Westfalen-Blatt: Das WESTFALEN-BLATT (Bielefeld) zu Kießlings Phantomtor
Bielefeld (ots)
Dem Richter gefällt das Urteil nicht, dem Justitiar des Deutschen Fußball-Bundes auch nicht, 1899 Hoffenheim sowieso nicht. Und auch Leverkusens Sportdirektor Rudi Völler ist nicht ganz wohl in seiner Fußballer-Haut. Dennoch bleibt es dabei: Stefan Kießlings Phantomtor ist jetzt ein richtiges. Mit DFB-Siegel.
Berufen haben sich die Entscheider gestern auf die sogenannte Tatsachenentscheidung. Verkürzt ausgedrückt: Was ein Schiedsrichter entscheidet, ist immer richtig. Gut, wenn hinter dessen Rücken zum Beispiel ein Spieler von einem anderen bespuckt wird und Fernsehbilder das beweisen, dann darf nachträglich noch eine Strafe ausgesprochen werden. Aber bei einem gegebenen Tor geht das nicht. Das verstehe, wer will.
Nun ist es ohne Frage gut, dass Regeln auch vom weltgrößten Sportverband angewendet werden. Doch zum einen hatte der DFB im Fall Helmer/München/Nürnberg schon einmal eine Ausnahme gemacht. Und zum anderen: Ist es dem größten Fußballverband der Welt verboten, offensichtlich unsinnige Regelungen zu ignorieren oder auf ihre Änderung zu drängen?
Die Herren vom Weltverband Fifa berufen sich gerne auf die Tradition des Fußballs und seine Universalität. In Tahiti müsse nach den gleichen Regeln gespielt werden können wie in England, Spanien oder Deutschland. Nun findet aber, um beim Beispiel zu bleiben, der Fußball in Tahiti in einem ganz anderen Umfeld statt als in Deutschland. In der Bundesliga, der 2. Bundesliga und der 3. Liga gibt es bei jeder Partie TV-Kameras. Warum werden die Bilder in strittigen Fällen nicht genutzt?

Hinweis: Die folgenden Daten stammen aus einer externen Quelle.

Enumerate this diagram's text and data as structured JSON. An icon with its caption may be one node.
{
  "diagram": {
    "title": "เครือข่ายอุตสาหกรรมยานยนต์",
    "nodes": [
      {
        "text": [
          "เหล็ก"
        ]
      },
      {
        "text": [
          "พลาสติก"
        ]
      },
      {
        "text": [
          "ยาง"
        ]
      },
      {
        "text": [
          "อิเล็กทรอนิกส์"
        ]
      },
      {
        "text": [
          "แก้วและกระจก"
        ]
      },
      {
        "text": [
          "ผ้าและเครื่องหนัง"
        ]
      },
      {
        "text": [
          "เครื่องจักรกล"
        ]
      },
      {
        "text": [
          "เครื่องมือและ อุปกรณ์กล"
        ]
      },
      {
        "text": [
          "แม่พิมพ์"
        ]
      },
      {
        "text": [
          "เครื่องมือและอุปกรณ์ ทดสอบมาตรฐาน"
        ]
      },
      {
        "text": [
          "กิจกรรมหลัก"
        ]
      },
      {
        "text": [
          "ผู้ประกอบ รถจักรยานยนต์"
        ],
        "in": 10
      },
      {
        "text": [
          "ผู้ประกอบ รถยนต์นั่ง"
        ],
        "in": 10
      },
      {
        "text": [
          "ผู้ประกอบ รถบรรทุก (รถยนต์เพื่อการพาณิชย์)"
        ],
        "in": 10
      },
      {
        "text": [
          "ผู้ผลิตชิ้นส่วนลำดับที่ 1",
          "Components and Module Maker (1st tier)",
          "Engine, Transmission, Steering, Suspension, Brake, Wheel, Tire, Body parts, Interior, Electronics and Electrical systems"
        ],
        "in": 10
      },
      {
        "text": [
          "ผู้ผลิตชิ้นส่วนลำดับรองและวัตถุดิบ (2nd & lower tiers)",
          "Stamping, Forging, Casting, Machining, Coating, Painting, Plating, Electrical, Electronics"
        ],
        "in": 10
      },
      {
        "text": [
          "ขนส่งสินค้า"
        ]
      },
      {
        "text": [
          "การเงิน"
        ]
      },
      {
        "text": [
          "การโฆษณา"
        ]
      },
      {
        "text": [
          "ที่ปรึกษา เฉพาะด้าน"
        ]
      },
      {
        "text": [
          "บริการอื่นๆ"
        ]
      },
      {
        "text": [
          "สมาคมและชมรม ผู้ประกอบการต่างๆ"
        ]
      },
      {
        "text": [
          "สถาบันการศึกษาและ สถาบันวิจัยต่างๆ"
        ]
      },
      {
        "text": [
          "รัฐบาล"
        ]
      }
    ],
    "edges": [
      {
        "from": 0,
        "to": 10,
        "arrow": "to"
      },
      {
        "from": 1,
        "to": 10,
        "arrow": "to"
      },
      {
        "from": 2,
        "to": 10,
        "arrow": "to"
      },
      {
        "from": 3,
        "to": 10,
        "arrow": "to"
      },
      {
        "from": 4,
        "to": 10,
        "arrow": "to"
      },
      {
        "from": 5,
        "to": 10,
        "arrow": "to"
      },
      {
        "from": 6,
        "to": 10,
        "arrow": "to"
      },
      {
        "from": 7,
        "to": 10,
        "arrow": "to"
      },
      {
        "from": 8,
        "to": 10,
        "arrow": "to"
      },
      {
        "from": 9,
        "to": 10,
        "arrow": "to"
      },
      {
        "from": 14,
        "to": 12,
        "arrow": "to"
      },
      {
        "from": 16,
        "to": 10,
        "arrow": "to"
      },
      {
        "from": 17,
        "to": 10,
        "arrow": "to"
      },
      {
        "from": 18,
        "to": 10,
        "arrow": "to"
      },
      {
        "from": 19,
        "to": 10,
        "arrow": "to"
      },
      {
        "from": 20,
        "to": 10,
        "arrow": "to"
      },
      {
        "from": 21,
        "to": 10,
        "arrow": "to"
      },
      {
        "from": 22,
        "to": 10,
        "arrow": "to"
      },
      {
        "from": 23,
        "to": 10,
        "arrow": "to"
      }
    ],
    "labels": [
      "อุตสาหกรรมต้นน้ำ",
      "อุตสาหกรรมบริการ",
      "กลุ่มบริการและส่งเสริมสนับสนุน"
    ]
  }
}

Jahrelang haben die Fifa-Granden sich doch auch gegen die Einführung einer Torlinientechnologie gewehrt. Im nächsten Jahr wird es bei der Weltmeisterschaft in Brasilien vermutlich keine Phantomtore geben. Deutscher Technik aus Würselen sei dank.
Und dann ist da noch das Argument, die Auswertung von TV-Bildern würde den Charakter des Spiels verändern. Also, wenn der Charakter des Fußballs so instabil ist, dass er möglicherweise ein oder zwei Mal im Jahr in solch eklatanten Fällen wie dem Phantomtor von Stefan Kießling eine Unterbrechung von ein oder zwei Mal drei Minuten nicht verkraftet, dann hat der Fußball ein echtes Problem.
In anderen Sportarten wird es längst selbstverständlich praktiziert. Im Eishockey, im Hockey. Kugelstoßer David Storl gewann bei der WM 2013 Gold, weil ein Fotograf einen angeblich ungültigen Versuch abgelichtet hatte und dessen Bilder bewiesen, dem war nicht so. Und im Tennis sind die Hawkeyebilder mittlerweile ein von den Fans gern gesehenes Element.
Mit dem gestrigen Urteil hat der DFB dem Fußball keinen Gefallen getan - vor allem nicht der Fairness. Denn welcher Spieler wird jetzt noch sagen: Hey, Schiedsrichter, mein Ball war nicht drin!